Lágrima que escorre e contra o chão se debate, que vem à Terra e se volta novamente ao firmamento. Lágrima que escorre, lágrima que sobe pelas paredes e das paredes ao teto, que tece seu lento julgamento.

Está subindo... Correntes...

... Não pode ser parada. Seu desejo fluido não pode ser contido pela vontade; escorrerá, escorrerá pelos cantos da mente donde jamais outrora fugira quaisquer palavras, escorrerá por onde o silêncio mortal sempre reinara, pelos sinos que soaram profanos a romper a quietude dessas terras ermas de cujo ventre jamais saira qualquer protesto de vida.

Raios, raios que varrem a terra em seu delírio febril... O relógio gira contra sua vontade, volta seus ponteiros de forma caótica e avança e retrai tímida e firmemente em todo caos que sua imagem concebe, entortam-se mais, cada ponteiro e número sem forma que dançam livres e sem ordem ao toque sedutor do raio.

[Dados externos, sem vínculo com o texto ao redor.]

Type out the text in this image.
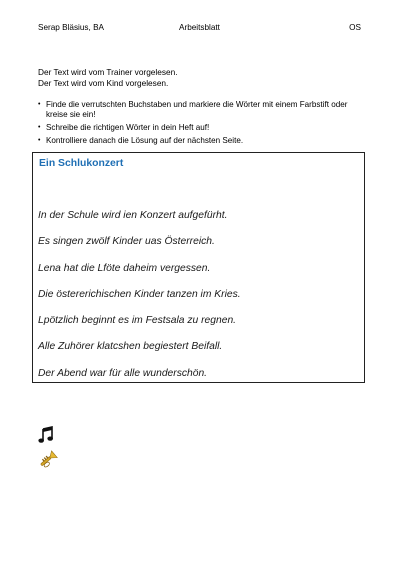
Serap Bläsius, BA	Arbeitsblatt	OS
Der Text wird vom Trainer vorgelesen.
Der Text wird vom Kind vorgelesen.
• Finde die verrutschten Buchstaben und markiere die Wörter mit einem Farbstift oder kreise sie ein!
• Schreibe die richtigen Wörter in dein Heft auf!
• Kontrolliere danach die Lösung auf der nächsten Seite.
Ein Schlukonzert
In der Schule wird ien Konzert aufgefürht.
Es singen zwölf Kinder uas Österreich.
Lena hat die Lföte daheim vergessen.
Die östererichischen Kinder tanzen im Kries.
Lpötzlich beginnt es im Festsala zu regnen.
Alle Zuhörer klatcshen begiestert Beifall.
Der Abend war für alle wunderschön.
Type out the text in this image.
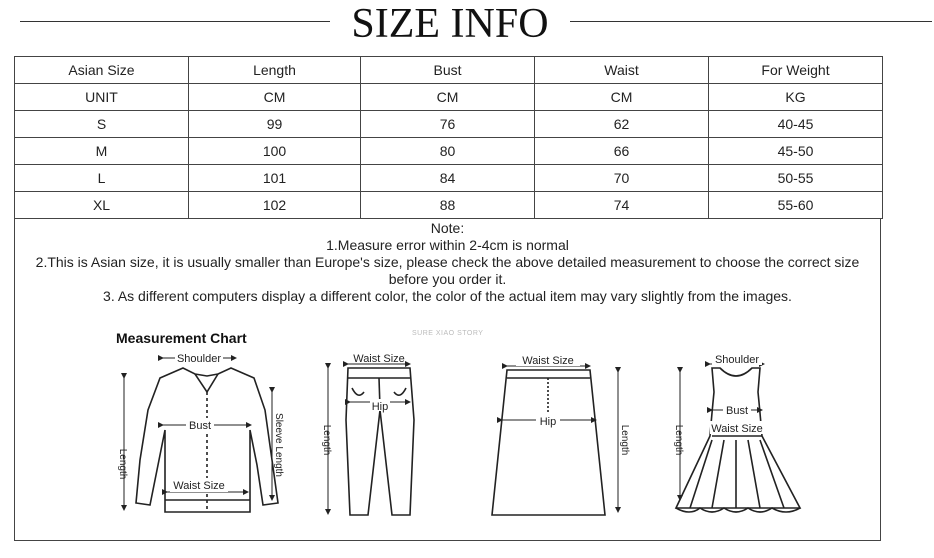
SIZE INFO
Asian Size	Length	Bust	Waist	For Weight
UNIT	CM	CM	CM	KG
S	99	76	62	40-45
M	100	80	66	45-50
L	101	84	70	50-55
XL	102	88	74	55-60
Note:
1.Measure error within 2-4cm is normal
2.This is Asian size, it is usually smaller than Europe's size, please check the above detailed measurement to choose the correct size before you order it.
3. As different computers display a different color, the color of the actual item may vary slightly from the images.
Measurement Chart	SURE XIAO STORY
Shoulder
Bust
Waist Size
Length	Sleeve Length
Waist Size
Hip
Length
Waist Size
Hip
Length
Shoulder
Bust
Waist Size
Length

... Não só a vela queima. As almas perdidas entre as sombras que rastejam sabem que não só o vinho lhes enrubesce a face, que muitos corpos inocentes padeceram na chama para livrarem-se de pecados que não lhes pertenciam. Nunca souberam o que eram, ou quem eram, ou se seriam... Nunca disseram-lhes duas ou três palavras que lhe valessem a pena e os arremessaram ao toque da chama.

Está quente...

...Chamas que se consomem de sua própria história, da ardente e truculenta lei que se abate sobre os seres que ousaram pensar um dia.

A chama que consumiu os ancestrais agora regurgita as almas dos justos e vem à Terra cobrar o seu tributo.

... E tudo faz-se em pedaços, a madeira se torce e arrasta o ferro escarlate, junto às pedras que sustentavam as paredes que ardem.

Minhas vestes se desfazem, descomponhem-me...

Não há volta, não há volta por esses caminhos que se contorcem... A terra se fende, a pedra retorce. Pó. Vejo pó, vejo a Torre se desfazer e ser tragada para o ventre da terra.

Tenho medo...

... A velha Torre se desfaz pela mesma lei que a criou. Em pó que sobe aos céus que se misturam com a Terra, no vórtice final de seu julgamento. Cada cor, cada cor resume-se em si mesma e se misturam e aguardam empunhando a lendária lança que sobre a noite avança com seu grito seco e seu estalo estrondoso.

Há em tudo que é criado sua própria ruína

Estou livre?

Uma imensidão alva, um clarão eterno na consciência.